- What Does Living in an Assisted Living Facility Cost?
- How Can Families Pay For Assisted Living?
- Does Medicare or Medicaid Cover Assisted Living?
An assisted living facility is a community that provides assistance with activities of daily living while offering seniors a safe and supervised living space where they can remain independent. The number of Americans who will join an assisted living facility is on the rise in many states. According to the Long-Term Care Services in the United States: 2013 Overview report produced by the National Center for Health Statistics, Washington, Oregon, Utah and Minnesota are among the states which have more residents in assisted living facilities above the national average. States which are below the average include Nevada, Texas, and Georgia.
In addition, the U.S. Census Bureau estimates that approximately 6.5 million older people currently need assistance with activities of daily living (ADLs). The Bureau reports that number is expected to double by 2020.
What Does Living in an Assisted Living Facility Cost?
The Census Bureau estimates that, on average, the per-diem rate for assisted living in a private room is about 60%-70% of the cost of a similar-sized room in a nursing home. That could mean a bill of between $50 and $120 per day, and a good-sized case of sticker shock for potentially millions of Americans. On our assisted living costs page, we have provided a helpful breakdown of the costs by state. assisted living costs.
How Can Families Pay For Assisted Living?
There are several sources of funds commonly used for paying for assisted living: Private funds, long-term care insurance or sometimes veterans benefits. Private funds can come from personal investment portfolios, like 401k plans or Individual Retirement Accounts (IRA). Many people sell their homes, using equity that has built up over their lifetime, to fund their time at an assisted living facility.

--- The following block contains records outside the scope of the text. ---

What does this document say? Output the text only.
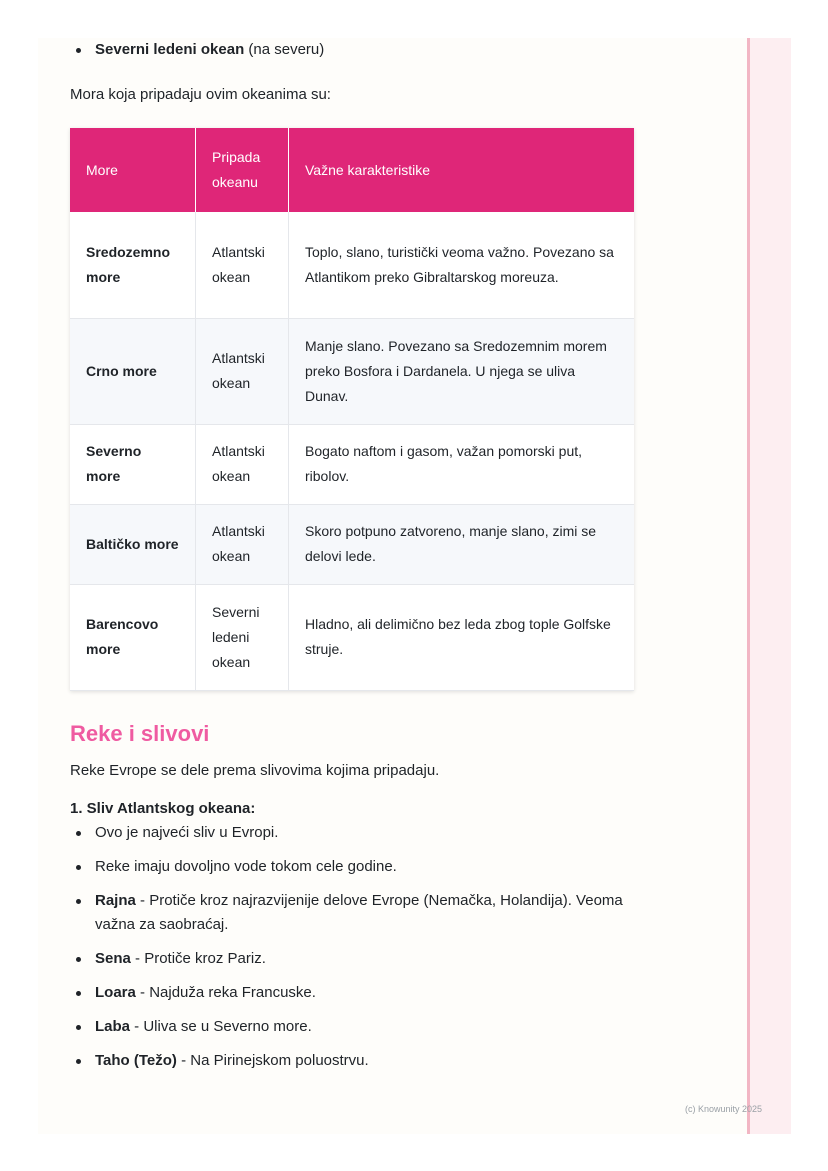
Severni ledeni okean (na severu)

Mora koja pripadaju ovim okeanima su:

More	Pripada okeanu	Važne karakteristike
Sredozemno more	Atlantski okean	Toplo, slano, turistički veoma važno. Povezano sa Atlantikom preko Gibraltarskog moreuza.
Crno more	Atlantski okean	Manje slano. Povezano sa Sredozemnim morem preko Bosfora i Dardanela. U njega se uliva Dunav.
Severno more	Atlantski okean	Bogato naftom i gasom, važan pomorski put, ribolov.
Baltičko more	Atlantski okean	Skoro potpuno zatvoreno, manje slano, zimi se delovi lede.
Barencovo more	Severni ledeni okean	Hladno, ali delimično bez leda zbog tople Golfske struje.
Reke i slivovi

Reke Evrope se dele prema slivovima kojima pripadaju.

1. Sliv Atlantskog okeana:

Ovo je najveći sliv u Evropi.
Reke imaju dovoljno vode tokom cele godine.
Rajna - Protiče kroz najrazvijenije delove Evrope (Nemačka, Holandija). Veoma važna za saobraćaj.
Sena - Protiče kroz Pariz.
Loara - Najduža reka Francuske.
Laba - Uliva se u Severno more.
Taho (Težo) - Na Pirinejskom poluostrvu.
(c) Knowunity 2025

Seniors who do not want to sell their home may consider paying for services through a reverse mortgage, where long-time homeowners essentially borrow against the value of their home. The U.S. Department of Housing and Urban Development has a good analysis of reverse mortgages.
Long-term care insurance, an umbrella term for insurance that covers nursing home care, home-based health care and assisted living health care in addition to other medical services, can help shoulder the cost of assisted living services for those who have a policy with a few restrictions.
For example, most long-term care insurance policies won’t cover the costs unless the policy holder is unable to perform two or more ADLs. Some examples of ADLs include bathing, dressing, eating, getting from a bed to a chair, using a toilet and walking. Some insurers may evaluate with a physician of their choice—not the policy holders—to see if their condition qualifies for coverage.
The type of long-term care insurance policy is critical, too. For instance, a “facility-only” policy covers care received in a licensed assisted living facility or skilled nursing facility but not the care provided in an unlicensed facility or a family member’s home. It is recommended to get an integrated home care policy with 100% protection for care received either in a licensed assisted living facility or skilled nursing facility, or in an unlicensed setting, such as a family member’s home.
In some cases, veterans benefits can cover the costs of assisted living programs. To qualify, you parent will need their military discharge papers (copies are fine), a valid medical condition (like blindness—but the condition need not be life threatening) that comes with a doctor’s letter of validation, certain minimum financial asset conditions, and the filing of a formal application, called the Veteran’s Application for Compensation and/or Pension, VA FORM 21-526, Parts A, B, C, and D.
Does Medicare or Medicaid Cover Assisted Living?
While Medicare won’t pay for assisted living services, in some cases, Medicaid will. Specifically, Medicaid may pay for a respite stay at an assisted living facility for a limited duration (mostly 90 days or less). But there are factors that could reduce or stop Medicaid from paying during that time period. For example, your parent’s physical condition hasn’t improved during their stay.
Payment statutes vary from state to state, and with Medicaid, financial help with assisted living costs is highly needs-based, i.e. the less money you have, the better chance you have. However, a number of assisted living communities are private-pay only, and the number seniors who need to join an assisted living community and can only pay using Medicaid far exceeds the number of communities who will accept Medicaid as payment.
Paying for assisted living is often seen as a challenge, but with the right amount of planning and foresight, assisted living can be an affordable option for many seniors.